Winnie is the gateway to one of America's most spectacular birding destinations. It follows the curve of the coast from Bolivar Flats Bird Sanctuary to Sabine Pass. At its beating heart is the hamlet of High Island.

Like many things in birding, names can be misleading. Just as there is no ring on the neck of the ring-necked duck, High Island is a square mile of slightly elevated ground, an island only in the sea of treeless rice fields, marshes and beaches that surround it.

But for a bird flying northward over the Gulf of Mexico, High Island's few acres of wood lots, preserved by the Houston Audubon Society, are the first they have seen in 750 miles or more. When migrants are fighting a northerly wind, the tiny town becomes the crucial pit stop in the race to spring nesting areas and is renown for its "fall outs" of exhausted birds.

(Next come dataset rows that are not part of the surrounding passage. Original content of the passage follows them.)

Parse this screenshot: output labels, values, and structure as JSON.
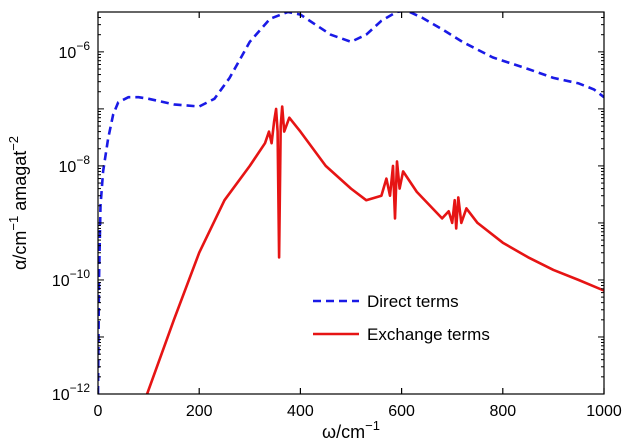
{
  "chart_data": {
    "type": "line",
    "xlabel": "ω/cm",
    "xlabel_sup": "−1",
    "ylabel_parts": [
      "α/cm",
      "−1",
      " amagat",
      "−2"
    ],
    "xlim": [
      0,
      1000
    ],
    "ylim": [
      1e-12,
      5e-06
    ],
    "yscale": "log",
    "x_ticks": [
      0,
      200,
      400,
      600,
      800,
      1000
    ],
    "x_tick_labels": [
      "0",
      "200",
      "400",
      "600",
      "800",
      "1000"
    ],
    "y_ticks": [
      -12,
      -10,
      -8,
      -6
    ],
    "y_tick_labels": [
      {
        "base": "10",
        "exp": "−12"
      },
      {
        "base": "10",
        "exp": "−10"
      },
      {
        "base": "10",
        "exp": "−8"
      },
      {
        "base": "10",
        "exp": "−6"
      }
    ],
    "legend_position": "lower-right",
    "series": [
      {
        "name": "Direct terms",
        "color": "#1a1ae6",
        "style": "dashed",
        "points": [
          [
            0,
            1e-12
          ],
          [
            2,
            1e-10
          ],
          [
            5,
            2e-09
          ],
          [
            10,
            8e-09
          ],
          [
            20,
            3e-08
          ],
          [
            30,
            8e-08
          ],
          [
            40,
            1.3e-07
          ],
          [
            60,
            1.6e-07
          ],
          [
            80,
            1.6e-07
          ],
          [
            100,
            1.5e-07
          ],
          [
            150,
            1.2e-07
          ],
          [
            200,
            1.1e-07
          ],
          [
            230,
            1.5e-07
          ],
          [
            260,
            3.5e-07
          ],
          [
            300,
            1.5e-06
          ],
          [
            340,
            3.8e-06
          ],
          [
            375,
            5e-06
          ],
          [
            400,
            4.5e-06
          ],
          [
            430,
            3e-06
          ],
          [
            460,
            2e-06
          ],
          [
            500,
            1.5e-06
          ],
          [
            530,
            2e-06
          ],
          [
            560,
            3.5e-06
          ],
          [
            590,
            5e-06
          ],
          [
            610,
            5.3e-06
          ],
          [
            640,
            4e-06
          ],
          [
            680,
            2.5e-06
          ],
          [
            720,
            1.5e-06
          ],
          [
            780,
            8e-07
          ],
          [
            850,
            5e-07
          ],
          [
            900,
            3.5e-07
          ],
          [
            950,
            2.8e-07
          ],
          [
            980,
            2.2e-07
          ],
          [
            1000,
            1.6e-07
          ]
        ]
      },
      {
        "name": "Exchange terms",
        "color": "#e61414",
        "style": "solid",
        "points": [
          [
            97,
            1e-12
          ],
          [
            150,
            2e-11
          ],
          [
            200,
            3e-10
          ],
          [
            250,
            2.5e-09
          ],
          [
            300,
            1e-08
          ],
          [
            330,
            2.5e-08
          ],
          [
            338,
            4e-08
          ],
          [
            343,
            2.5e-08
          ],
          [
            348,
            6e-08
          ],
          [
            352,
            1e-07
          ],
          [
            355,
            4e-08
          ],
          [
            358,
            2.5e-10
          ],
          [
            361,
            5e-08
          ],
          [
            364,
            1.1e-07
          ],
          [
            368,
            4e-08
          ],
          [
            378,
            7e-08
          ],
          [
            400,
            4e-08
          ],
          [
            450,
            1e-08
          ],
          [
            500,
            4e-09
          ],
          [
            530,
            2.5e-09
          ],
          [
            560,
            3e-09
          ],
          [
            570,
            6e-09
          ],
          [
            577,
            3e-09
          ],
          [
            583,
            1e-08
          ],
          [
            587,
            1.2e-09
          ],
          [
            591,
            1.2e-08
          ],
          [
            596,
            4e-09
          ],
          [
            603,
            8e-09
          ],
          [
            630,
            3.5e-09
          ],
          [
            680,
            1.2e-09
          ],
          [
            693,
            1.6e-09
          ],
          [
            700,
            1e-09
          ],
          [
            705,
            2.5e-09
          ],
          [
            708,
            8e-10
          ],
          [
            712,
            2.8e-09
          ],
          [
            718,
            1e-09
          ],
          [
            728,
            1.8e-09
          ],
          [
            750,
            1e-09
          ],
          [
            800,
            4.5e-10
          ],
          [
            850,
            2.5e-10
          ],
          [
            900,
            1.5e-10
          ],
          [
            950,
            1e-10
          ],
          [
            1000,
            6.5e-11
          ]
        ]
      }
    ]
  }
}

The coast surrounding the town is a "rich bird environment" -- a nice way of saying thick scrub, bogs, fire ants, painful saw grass and swarms of mosquitos.

"Isn't it wonderful?" says a sixtysomething birder from Great Britain, ticking off migrants in High Island's famous Boy Scout Woods. "We've wanted for years to come."

In two days, she would see more than 20 species of brilliantly colored warblers -- not to mention a couple dozen species of shorebirds, sparrows and raptors she had never seen before.

She also would take back to Manchester a painful condition known as "Warblers Neck" brought on by staring upward for hours to locate thumb-size flashes of color in the leafy canopy.

Cheap chirpin': The itch to travel to exotic locations in search of birds is one reason serious birding is seen as the hobby of the rich and retired.

Consequently, the Redneck Riviera is a tremendous opportunity for low-rent birders. For less than $200 in airfare and a $100 rental car, a Salt Lake City birder can rub elbows for a weekend with birders from around the world in an avian paradise.

Hit the migration at the right time -- it's always a gamble that you will arrive a day early or late -- and a birder will barely have time to sleep and eat, which makes lodging needs minimal. A room at the Sands Motel in Winnie runs $25 a night. (If you want something with a little less "charm," you can always stay at a chain motel for $65 to $100 per night.)

Because it's a challenge to find birds in an unfamiliar place, I often plan my trips to birding havens and national wildlife preserves to coincide with a local Audubon Society field trip. Leaders delight in sharing their favorite spots, birds and mosquito repellent.

Before dawn broke over the Waffle House, I connected with five birders. Except for Daniel and Sophie, a young couple, the rest of us had never met. It didn't matter, because the migration was running hot.

For three days, our ragtag birding team, ranging in age from mid-20s to 60s, roamed the coast. We talked and argued bird identification, taught each other a thing or two and generally just meandered awestruck through the coastal sanctuaries.

High Island's specialty is warblers, and we delighted in 27 species. But just outside town, Ron skidded his old Chevy to a halt on Texas farm road 124, and we piled out just in time to watch a pair of rare white-tailed hawks corkscrew into a faded blue sky.

Stumble-bum tired at our final sunset together, we turned spotting scopes on least terns, reddish egret and various species of plovers and gulls cavorting in the tens of thousands on the Bolivar Flats.

In three days, our conversation never turned to Iraq, terrorism, jobs, debts, significant others or offspring. Seldom even to mosquito bites. The truth is, other than birds, we had about as much in common as a coot and a scarlet tanager. It didn't matter. For three days in Texas, we formed a happy, if motley, crew.

The last night, red-eyed and smelly, we celebrated our birds in the best Redneck Riviera style -- over a meal of chicken fried steak, shrimp po-boys, red beans and rice and Shiner.